Album Review: Luke Bryan’s ‘What Makes You Country’

What Makes You Country has Bryan diving deeper with songs that will no doubt survive the test of time. 

Written by Annie Reuter
Album Review: Luke Bryan’s ‘What Makes You Country’
Luke Bryan; Cover art courtesy Capitol Nashville

There is no denying that Luke Bryan is a country boy. Throughout his sixth studio album, aptly titled What Makes You Country, the Georgia native sings about his country roots, among other topics. Co-produced by Jeff and Jody Stevens, What Makes You Country features 15 versatile tracks that vary from love and loss to the power of a song and dreaming big.

“I’ve gotten to follow all my dreams and still remain true to who I am as a person,” Bryan says. “I just try to go in the studio and record music that makes me happy, makes me feel something and makes me emotional at times. Songs that I visualize my crowd reacting to.”

While Bryan includes catchy party songs like “Drinking Again” and “Driving This Thing” on the album, he also digs deep on the poignant “Most People Are Good” and the standout “Land of A Million Songs,” making for a well-rounded release that tugs on the heartstrings. Bryan co-wrote seven of the album’s 15 tracks and whether he’s singing about the life he hopes his sons will have on “Pick It Up” or how to treat a girl on “Like You Say You Do,” Bryan reaffirms exactly why he’s one of the genre’s most sought after artists.

On the title track “What Makes You Country,” Bryan sings of the constant debate of what makes someone country. Is it their boots, the size of their fires or their “wild ass buddies?” As he reminisces of his own days on the farm covered in peanut dust, Bryan explains that country can be found in everything. “You can be a cowboy on the Texas plain / Or a plow boy waitin’ on the rain / We’re all a little different but we’re all the same / Everybody doin’ their own thing,” he sings. “Just be proud of what makes you country.”

Later, he shares his optimistic views on humanity within the lyrics of the powerful “Most People Are Good.” Penned by David Frasier, Ed Hill and Josh Kear, the song’s sweet sentiment has Bryan singing of how he believes kids should stay kids as long as they can and the importance of working hard for what you want in life.

“I believe most people are good / And most mamas oughta qualify for sainthood / I believe most Friday nights look better under neon or stadium lights / I believe you love who you love, ain’t nothin’ you should ever be ashamed of / I believe this world ain’t half as bad as it looks,” he sings on the chorus.

When he’s not offering philosophical views on life, Bryan amps up his sex appeal with songs like the sultry summer jam “Out of Nowhere Girl.” A tale of running into a girl at a bar on a Saturday night, Bryan muses of how she “fell right out of the sky and landed right here tonight” to dance with him. His rhythmic singing style combined with hand snapped beats and soaring guitar licks heat things up.
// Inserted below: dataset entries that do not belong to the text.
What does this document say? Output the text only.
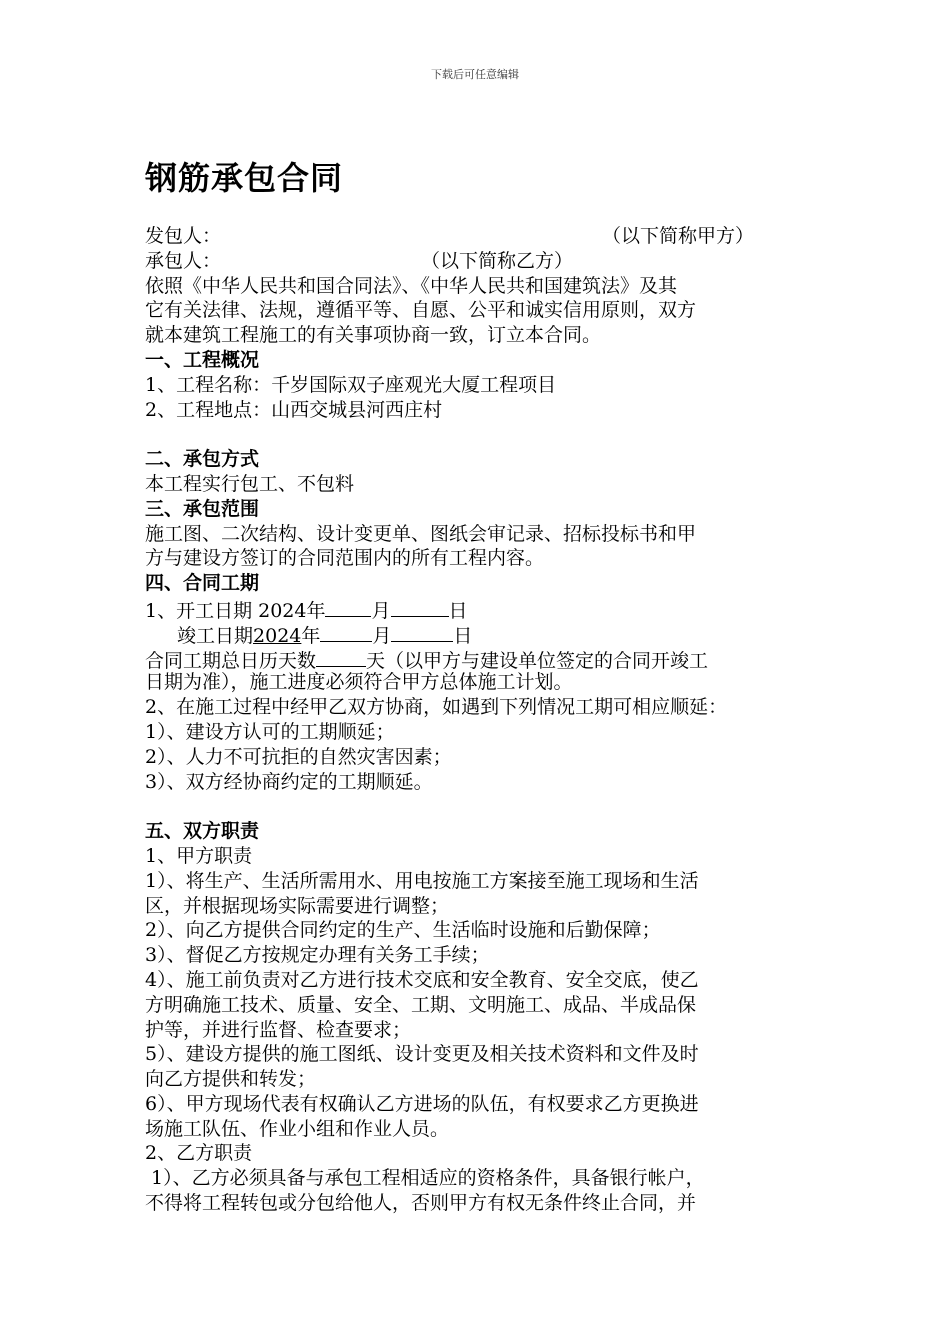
下载后可任意编辑
钢筋承包合同
发包人：	（以下简称甲方）
承包人：	（以下简称乙方）
依照《中华人民共和国合同法》、《中华人民共和国建筑法》及其
它有关法律、法规，遵循平等、自愿、公平和诚实信用原则，双方
就本建筑工程施工的有关事项协商一致，订立本合同。
一、工程概况
1、工程名称：千岁国际双子座观光大厦工程项目
2、工程地点：山西交城县河西庄村
二、承包方式
本工程实行包工、不包料
三、承包范围
施工图、二次结构、设计变更单、图纸会审记录、招标投标书和甲
方与建设方签订的合同范围内的所有工程内容。
四、合同工期
1、开工日期 2024年 月	日
竣工日期2024年	月	日
合同工期总日历天数	天（以甲方与建设单位签定的合同开竣工
日期为准），施工进度必须符合甲方总体施工计划。
2、在施工过程中经甲乙双方协商，如遇到下列情况工期可相应顺延：
1）、建设方认可的工期顺延；
2）、人力不可抗拒的自然灾害因素；
3）、双方经协商约定的工期顺延。
五、双方职责
1、甲方职责
1）、将生产、生活所需用水、用电按施工方案接至施工现场和生活
区，并根据现场实际需要进行调整；
2）、向乙方提供合同约定的生产、生活临时设施和后勤保障；
3）、督促乙方按规定办理有关务工手续；
4）、施工前负责对乙方进行技术交底和安全教育、安全交底，使乙
方明确施工技术、质量、安全、工期、文明施工、成品、半成品保
护等，并进行监督、检查要求；
5）、建设方提供的施工图纸、设计变更及相关技术资料和文件及时
向乙方提供和转发；
6）、甲方现场代表有权确认乙方进场的队伍，有权要求乙方更换进
场施工队伍、作业小组和作业人员。
2、乙方职责
1）、乙方必须具备与承包工程相适应的资格条件，具备银行帐户，
不得将工程转包或分包给他人，否则甲方有权无条件终止合同，并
Meanwhile, on “Hungover In a Hotel Room” added harmonies from Emily Weisband light a spark as Bryan croons of a fun night under the sheets that has him considering to extend his hotel stay.
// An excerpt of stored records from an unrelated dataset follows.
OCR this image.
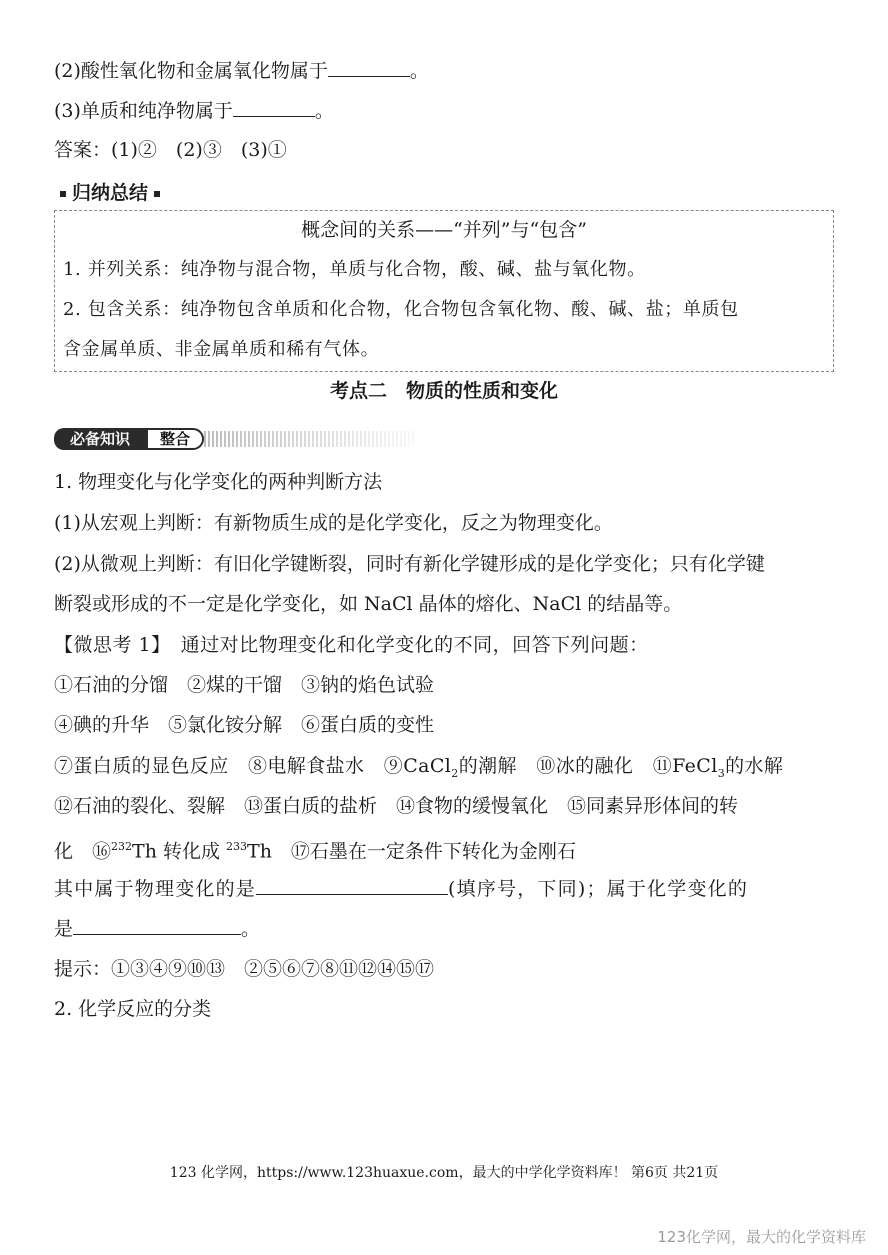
(2)酸性氧化物和金属氧化物属于	。
(3)单质和纯净物属于	。
答案：(1)②　(2)③　(3)①
归纳总结
概念间的关系——“并列”与“包含”
1. 并列关系：纯净物与混合物，单质与化合物，酸、碱、盐与氧化物。
2. 包含关系：纯净物包含单质和化合物，化合物包含氧化物、酸、碱、盐；单质包
含金属单质、非金属单质和稀有气体。
考点二　物质的性质和变化
必备知识	整合
1. 物理变化与化学变化的两种判断方法
(1)从宏观上判断：有新物质生成的是化学变化，反之为物理变化。
(2)从微观上判断：有旧化学键断裂，同时有新化学键形成的是化学变化；只有化学键
断裂或形成的不一定是化学变化，如 NaCl 晶体的熔化、NaCl 的结晶等。
【微思考 1】　通过对比物理变化和化学变化的不同，回答下列问题：
①石油的分馏　②煤的干馏　③钠的焰色试验
④碘的升华　⑤氯化铵分解　⑥蛋白质的变性
⑦蛋白质的显色反应　⑧电解食盐水　⑨CaCl$_2$的潮解　⑩冰的融化　⑪FeCl$_3$的水解
⑫石油的裂化、裂解　⑬蛋白质的盐析　⑭食物的缓慢氧化　⑮同素异形体间的转
化　⑯$^{232}$Th 转化成 $^{233}$Th　⑰石墨在一定条件下转化为金刚石
其中属于物理变化的是	(填序号，下同)；属于化学变化的
是	。
提示：①③④⑨⑩⑬　②⑤⑥⑦⑧⑪⑫⑭⑮⑰
2. 化学反应的分类
123 化学网，https://www.123huaxue.com，最大的中学化学资料库！ 第6页 共21页
123化学网，最大的化学资料库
The album’s standout moments include two songs Bryan had a hand in writing, “Land of A Million Songs” and “Pick It Up.” On “Land of A Million Songs” he sings of his move to Nashville in hopes to chase after the songs inside him.
“Everybody’s got a story that needs to be told / And they pray someday they’ll hang a little Gold / And ride back to their hometown with their head held high / On any given day there’s a dream, there’s a chance that lightning will strike at the end of a pen and all of the leaving and losing will all be worth the fight / So you’re always searching for a little something different to say,” he sings. Later, he observes, “Some will come and some will go / If you don’t lay it all out there you’ll never know.”

On “Pick It Up” Bryan is quite literally laying things out for his sons in hopes to guide them in life. Throughout the song, he sings of leaving a fishing rod, Bible, guitar and Ronnie Milsap record in his son’s room. While he doesn’t want to force them to pick these things up, he instead wishes that one day they might find some interest and smile when they think of him.

Six albums into his career, Bryan continues to surprise listeners. While the hip-shaking singer may be best known for his party anthems and dance moves in concert, What Makes You Country has the singer-songwriter diving deeper with songs that will no doubt survive the test of time.